I didn't know about the ^o mode though, so good that the verbose information is at least still available somewhere. Even though now it seems like an enormously complicated maneuver with no purpose.
I still think it’d be nice to allow an output mode for you folks who are married to the previous approach since it clearly means a lot to you.
Curious what plans you’re using? running 24/7 x 5 agents would eat up several $200 subscriptions pretty fast
What I think they are forgetting in this silly stubbornness is that competition is really fierce, and just as they have gained appreciation from developers, they might very quickly lose it because of this sort of stupidity (for no good reason).
You have to go into /models then use the left/right arrow keys to change it. It’s a horrible UI design and I had no idea mine was set to high. You can only tell by the dim text at the bottom and the 3 potentially highlighted bars.
On high It would think for 30+ minutes, make a plan, then when I started the plan it would either compact and reread all my files, or start fresh and read my files, then compact after 2-3 changes and reread the files.
High reasoning is unusable with Opus 4.6 in my opinion. They need at least 1M context for this to work.
Anthropic doesn't want you to be easily able to jump off claude code into open code + open weight llm.
If you rely on monitoring the behaviors of an individual coding agent to produce the output you want, you won't scale
I love the terminal more than the next guy but at some point it feels like you're looking at production nginx logs, just a useless stream of info that is very difficult to parse.
I vibe coded my own ADE for this called OpenADE (https://github.com/bearlyai/openade) it uses the native harnesses, has nice UIs and even comes with things like letting Claude and Codex work together on plans. Still very beta but has been my daily driver for a few weeks now.
Hiding filenames turns the workflow into a black box. It’s like removing the speedometer from a car because "it distracts the driver". Sure it looks clean, but it's deadly for both my wallet and my context window
Seems like this is the most probable outcome: LLM gets to fix the issues undisrupted while keeping the operator happy.
I guess that fell on deaf ears.
Yeah, I used to sit and read all of these(at one of the largest video game publishers - does that count?). 95% of them were "your game sucks" but we fixed many bugs thanks to detailed descriptions that people have provided through that box.

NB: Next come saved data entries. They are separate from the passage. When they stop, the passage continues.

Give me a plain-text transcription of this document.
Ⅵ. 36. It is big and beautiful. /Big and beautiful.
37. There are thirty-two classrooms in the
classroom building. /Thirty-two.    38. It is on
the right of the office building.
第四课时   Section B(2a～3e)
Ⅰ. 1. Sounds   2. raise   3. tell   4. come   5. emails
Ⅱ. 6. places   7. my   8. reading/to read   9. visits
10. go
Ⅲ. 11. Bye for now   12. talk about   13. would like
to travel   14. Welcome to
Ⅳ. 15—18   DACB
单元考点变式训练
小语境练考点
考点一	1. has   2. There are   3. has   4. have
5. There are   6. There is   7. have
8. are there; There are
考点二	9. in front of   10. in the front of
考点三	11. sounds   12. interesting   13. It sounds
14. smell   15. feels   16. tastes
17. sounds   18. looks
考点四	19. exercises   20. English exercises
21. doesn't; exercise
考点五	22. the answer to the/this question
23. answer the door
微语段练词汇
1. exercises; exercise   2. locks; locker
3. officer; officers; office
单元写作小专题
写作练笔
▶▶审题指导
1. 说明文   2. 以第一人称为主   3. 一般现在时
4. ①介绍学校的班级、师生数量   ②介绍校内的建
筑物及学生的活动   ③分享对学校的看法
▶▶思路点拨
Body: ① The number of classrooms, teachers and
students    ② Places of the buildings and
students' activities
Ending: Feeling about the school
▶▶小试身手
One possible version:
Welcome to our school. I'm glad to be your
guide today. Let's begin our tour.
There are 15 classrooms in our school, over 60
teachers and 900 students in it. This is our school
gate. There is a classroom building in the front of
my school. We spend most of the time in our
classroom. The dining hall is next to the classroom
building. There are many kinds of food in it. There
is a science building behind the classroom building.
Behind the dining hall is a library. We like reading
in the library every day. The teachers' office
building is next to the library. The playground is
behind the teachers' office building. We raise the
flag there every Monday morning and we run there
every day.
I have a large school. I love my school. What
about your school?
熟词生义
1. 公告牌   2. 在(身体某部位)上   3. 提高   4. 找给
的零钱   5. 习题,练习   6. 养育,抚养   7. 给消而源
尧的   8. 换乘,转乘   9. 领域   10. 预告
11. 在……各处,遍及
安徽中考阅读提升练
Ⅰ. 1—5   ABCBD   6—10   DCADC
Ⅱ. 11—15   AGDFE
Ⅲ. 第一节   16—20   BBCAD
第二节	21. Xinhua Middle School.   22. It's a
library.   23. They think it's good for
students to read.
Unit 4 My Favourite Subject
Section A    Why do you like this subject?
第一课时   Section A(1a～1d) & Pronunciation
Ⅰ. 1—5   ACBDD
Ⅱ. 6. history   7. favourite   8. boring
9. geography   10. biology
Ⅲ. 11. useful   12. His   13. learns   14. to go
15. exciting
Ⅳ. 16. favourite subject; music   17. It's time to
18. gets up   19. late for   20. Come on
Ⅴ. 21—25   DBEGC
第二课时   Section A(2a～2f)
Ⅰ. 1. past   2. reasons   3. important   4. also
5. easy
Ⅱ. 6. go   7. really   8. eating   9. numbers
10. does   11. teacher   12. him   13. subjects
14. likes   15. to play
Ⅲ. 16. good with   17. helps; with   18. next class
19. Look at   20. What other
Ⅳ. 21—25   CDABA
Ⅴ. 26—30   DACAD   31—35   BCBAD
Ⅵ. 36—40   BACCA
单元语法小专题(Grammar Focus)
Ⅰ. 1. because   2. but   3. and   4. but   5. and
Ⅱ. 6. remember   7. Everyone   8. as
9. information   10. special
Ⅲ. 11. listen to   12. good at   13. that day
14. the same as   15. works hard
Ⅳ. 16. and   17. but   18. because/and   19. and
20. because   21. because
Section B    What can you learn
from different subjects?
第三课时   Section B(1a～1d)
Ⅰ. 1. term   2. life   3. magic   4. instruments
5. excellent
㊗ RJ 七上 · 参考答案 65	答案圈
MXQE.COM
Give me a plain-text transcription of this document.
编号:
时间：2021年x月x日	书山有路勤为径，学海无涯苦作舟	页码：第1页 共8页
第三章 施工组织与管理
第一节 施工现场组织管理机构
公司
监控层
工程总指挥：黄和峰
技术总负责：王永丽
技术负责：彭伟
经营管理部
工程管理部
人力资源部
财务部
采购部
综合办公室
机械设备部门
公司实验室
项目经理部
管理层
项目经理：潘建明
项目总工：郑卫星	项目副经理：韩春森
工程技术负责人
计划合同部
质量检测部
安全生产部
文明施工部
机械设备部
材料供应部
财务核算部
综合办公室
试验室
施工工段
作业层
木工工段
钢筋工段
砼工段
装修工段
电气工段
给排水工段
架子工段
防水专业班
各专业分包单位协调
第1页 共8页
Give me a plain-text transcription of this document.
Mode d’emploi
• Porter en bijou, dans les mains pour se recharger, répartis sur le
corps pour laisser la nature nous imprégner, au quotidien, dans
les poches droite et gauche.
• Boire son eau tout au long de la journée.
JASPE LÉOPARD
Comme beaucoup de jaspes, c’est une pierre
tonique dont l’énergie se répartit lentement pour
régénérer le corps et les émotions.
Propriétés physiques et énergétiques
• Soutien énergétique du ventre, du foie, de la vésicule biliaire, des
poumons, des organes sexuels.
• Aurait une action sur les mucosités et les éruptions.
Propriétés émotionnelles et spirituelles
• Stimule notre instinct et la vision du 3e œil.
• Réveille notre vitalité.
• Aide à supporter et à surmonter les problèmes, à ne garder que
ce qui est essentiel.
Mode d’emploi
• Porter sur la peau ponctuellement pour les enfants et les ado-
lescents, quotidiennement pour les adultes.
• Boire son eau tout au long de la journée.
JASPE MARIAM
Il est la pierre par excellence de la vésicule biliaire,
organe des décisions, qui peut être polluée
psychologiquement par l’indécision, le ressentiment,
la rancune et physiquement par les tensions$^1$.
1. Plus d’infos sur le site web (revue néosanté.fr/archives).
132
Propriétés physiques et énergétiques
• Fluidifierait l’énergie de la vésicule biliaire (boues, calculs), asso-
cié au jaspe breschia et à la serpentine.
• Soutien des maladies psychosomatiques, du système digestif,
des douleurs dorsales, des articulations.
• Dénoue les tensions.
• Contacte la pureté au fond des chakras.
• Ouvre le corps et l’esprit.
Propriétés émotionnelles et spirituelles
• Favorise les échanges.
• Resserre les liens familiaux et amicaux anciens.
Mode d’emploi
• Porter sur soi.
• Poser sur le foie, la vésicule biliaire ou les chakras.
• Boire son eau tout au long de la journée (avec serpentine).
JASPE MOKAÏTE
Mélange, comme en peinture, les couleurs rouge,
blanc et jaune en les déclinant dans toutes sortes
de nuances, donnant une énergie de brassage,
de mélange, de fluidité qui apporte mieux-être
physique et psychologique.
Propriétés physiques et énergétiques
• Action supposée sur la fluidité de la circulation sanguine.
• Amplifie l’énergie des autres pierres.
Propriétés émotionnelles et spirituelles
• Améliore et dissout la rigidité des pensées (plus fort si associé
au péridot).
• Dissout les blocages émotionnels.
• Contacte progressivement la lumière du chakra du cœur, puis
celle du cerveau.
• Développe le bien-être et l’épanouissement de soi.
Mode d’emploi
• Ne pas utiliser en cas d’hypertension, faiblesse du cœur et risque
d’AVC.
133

" A GitHub issue on the subject drew a response from Boris Cherny, creator and head of Claude Code at Anthropic, that "this isn't a vibe coding feature, it's a way to simplify the UI so you can focus on what matters, diffs and bash/mcp outputs." He suggested that developers "try it out for a few days" and said that Anthropic's own developers "appreciated the reduced noise.""
Seriously man, whatever happened to configs that you can set once. They obviously realise that people want it with the control-o but why make them do this over and over without a way to just config it, or whatever the cli does like maybe:
./clod-code -v
or something. Man I dislike these AI bros so much, there always about "your personal preferences are wrong" but you know they are lying through their smirking teeth they want you to burn tokens so the earth's inhabitability can die a few minutes earlier.
Two months ago, Claude was great for "here is a specific task I want you to do to this file". Today, they seem to be pivoting towards "I don't know how to code but want this feature" usage. Which might be a good product decision, but makes it worse as a substitute for writing the code myself.
Ultimately, the problem is the tool turning against the user. Maybe it is time to get a new tool.
https://news.ycombinator.com/item?id=9224
Or this pulls the exchange under the famous HN post itself:
If they tried to create a better product I'd expect them to just add the awesome option, not hide something that saves thousands of tokens and context if the model goes the wrong way.
The answer in both cases is: You don't. If it happens, it's because you sometimes make bad decisions, because it's hard to make good decisions.